Взглянув на неподвижный курсор, Сильвен заметил:
– Нам еще повезло, что удалось подключиться к Интернету. Несколько кварталов уже остались без связи.
Тринитэ резко поднялась:
– Нужно идти! Вот теперь нам предстоит настоящая работа!
И прежде чем Сильвен успел хоть что-то на это сказать, она быстро расставила книги по полкам, выключила компьютер и, подхватив с кровати куртку Сильвена, протянула ее профессору.
– И где же мы займемся этой «настоящей работой»? – спросил он недоверчиво.
Тринитэ распахнула дверь квартиры, как если бы ответ скрывался за ней, и уже с лестничной площадки крикнула:
– У меня!
Сильвен вышел следом за девочкой, но, когда она начала спускаться по лестнице, в кармане у него зазвонил мобильник – впервые со вчерашнего вечера.
«Может, это мать?» – тут же подумал он, потеряв при одной мысли об этом часть своей уверенности.
Он вынул телефон и, увидев имя абонента, побледнел.
– Какая-то проблема? – спросила Тринитэ, обернувшись.

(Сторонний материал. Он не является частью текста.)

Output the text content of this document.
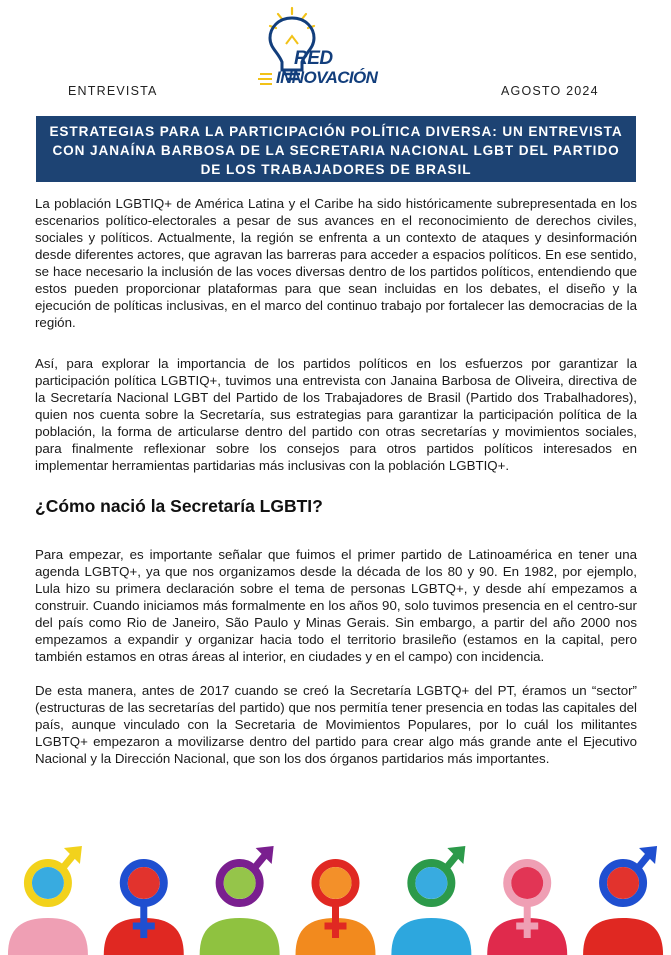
ENTREVISTA
RED
INNOVACIÓN
AGOSTO 2024
ESTRATEGIAS PARA LA PARTICIPACIÓN POLÍTICA DIVERSA: UN ENTREVISTA CON JANAÍNA BARBOSA DE LA SECRETARIA NACIONAL LGBT DEL PARTIDO DE LOS TRABAJADORES DE BRASIL

La población LGBTIQ+ de América Latina y el Caribe ha sido históricamente subrepresentada en los escenarios político-electorales a pesar de sus avances en el reconocimiento de derechos civiles, sociales y políticos. Actualmente, la región se enfrenta a un contexto de ataques y desinformación desde diferentes actores, que agravan las barreras para acceder a espacios políticos. En ese sentido, se hace necesario la inclusión de las voces diversas dentro de los partidos políticos, entendiendo que estos pueden proporcionar plataformas para que sean incluidas en los debates, el diseño y la ejecución de políticas inclusivas, en el marco del continuo trabajo por fortalecer las democracias de la región.

Así, para explorar la importancia de los partidos políticos en los esfuerzos por garantizar la participación política LGBTIQ+, tuvimos una entrevista con Janaina Barbosa de Oliveira, directiva de la Secretaría Nacional LGBT del Partido de los Trabajadores de Brasil (Partido dos Trabalhadores), quien nos cuenta sobre la Secretaría, sus estrategias para garantizar la participación política de la población, la forma de articularse dentro del partido con otras secretarías y movimientos sociales, para finalmente reflexionar sobre los consejos para otros partidos políticos interesados en implementar herramientas partidarias más inclusivas con la población LGBTIQ+.

¿Cómo nació la Secretaría LGBTI?

Para empezar, es importante señalar que fuimos el primer partido de Latinoamérica en tener una agenda LGBTQ+, ya que nos organizamos desde la década de los 80 y 90. En 1982, por ejemplo, Lula hizo su primera declaración sobre el tema de personas LGBTQ+, y desde ahí empezamos a construir. Cuando iniciamos más formalmente en los años 90, solo tuvimos presencia en el centro-sur del país como Rio de Janeiro, São Paulo y Minas Gerais. Sin embargo, a partir del año 2000 nos empezamos a expandir y organizar hacia todo el territorio brasileño (estamos en la capital, pero también estamos en otras áreas al interior, en ciudades y en el campo) con incidencia.

De esta manera, antes de 2017 cuando se creó la Secretaría LGBTQ+ del PT, éramos un “sector” (estructuras de las secretarías del partido) que nos permitía tener presencia en todas las capitales del país, aunque vinculado con la Secretaria de Movimientos Populares, por lo cuál los militantes LGBTQ+ empezaron a movilizarse dentro del partido para crear algo más grande ante el Ejecutivo Nacional y la Dirección Nacional, que son los dos órganos partidarios más importantes.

– Подожди меня внизу. Я спущусь через пять минут.
– Но…
Не дослушав ее, Сильвен захлопнул дверь. Напрасно Тринитэ прижала ухо к замочной скважине – ей не удалось ничего услышать, потому что Сильвен ушел вглубь квартиры. Распахнув окно, выходившее на развалины древнеримского амфитеатра, он перегнулся через подоконник и только после этого нажал клавишу соединения.
– Габриэлла?..
Воскресенье, 19 мая, полдень
– Вы по-прежнему даете интервью, лежа в постели, месье Маркомир?
Немного поколебавшись, гуру ответил:
– Да, таковы обстоятельства.
Старая журналистка вздрогнула, заметив ледяной взгляд Маркомира, блеснувший из-под синих очков.
– А ваши гориллы так и останутся здесь?
Гуру слабо улыбнулся и откинулся на разноцветные подушки. Waterbed[10]10
Кровать с резиновым матрацем, наполненным водой (англ.).
[Закрыть] заколыхалась, и «прилив» достиг колен журналистки, сидевшей у кровати с диктофоном в руке.
– Ну, хорошо, – сказал Маркомир и щелкнул пальцами. – Вы можете идти, я хочу остаться один с мадам… мадам?..
– Шмидт, – быстро ответила журналистка, в то время как пятеро мощных, наголо остриженных охранников молча покинули комнату. Движения их были механическими, словно у роботов.
Оставшись наедине с журналисткой, Маркомир окинул ее пристальным недоверчивым взглядом. Лет шестьдесят, упрямая, въедливая…
– Я вас слушаю…
– Я хочу написать о вас подробную статью, – с места в карьер заявила журналистка. – На всю последнюю полосу вторничного номера.
– Если «Фигаро» к тому времени еще будет выходить… – произнес Маркомир без всякой иронии, бросив мимолетный взгляд в окно.
В небе носились целые стаи птиц, как перед грозой.
– Что именно вы хотите знать? – спросил он затем у журналистки.
– У меня уже достаточно материала, но я бы хотела прояснить некоторые малоизвестные детали вашей биографии.
Она заметила, что при этих словах уверенности у Маркомира убавилось. Его улыбка застыла, взгляд помрачнел. Но он по-прежнему любезным тоном произнес:
– Я слушаю.
– Ваши родители назвали вас Жан-Мишель, в честь вашего дедушки с материнской стороны, Жана-Мишеля Фабриса, который выращивал виноград в Рабастане?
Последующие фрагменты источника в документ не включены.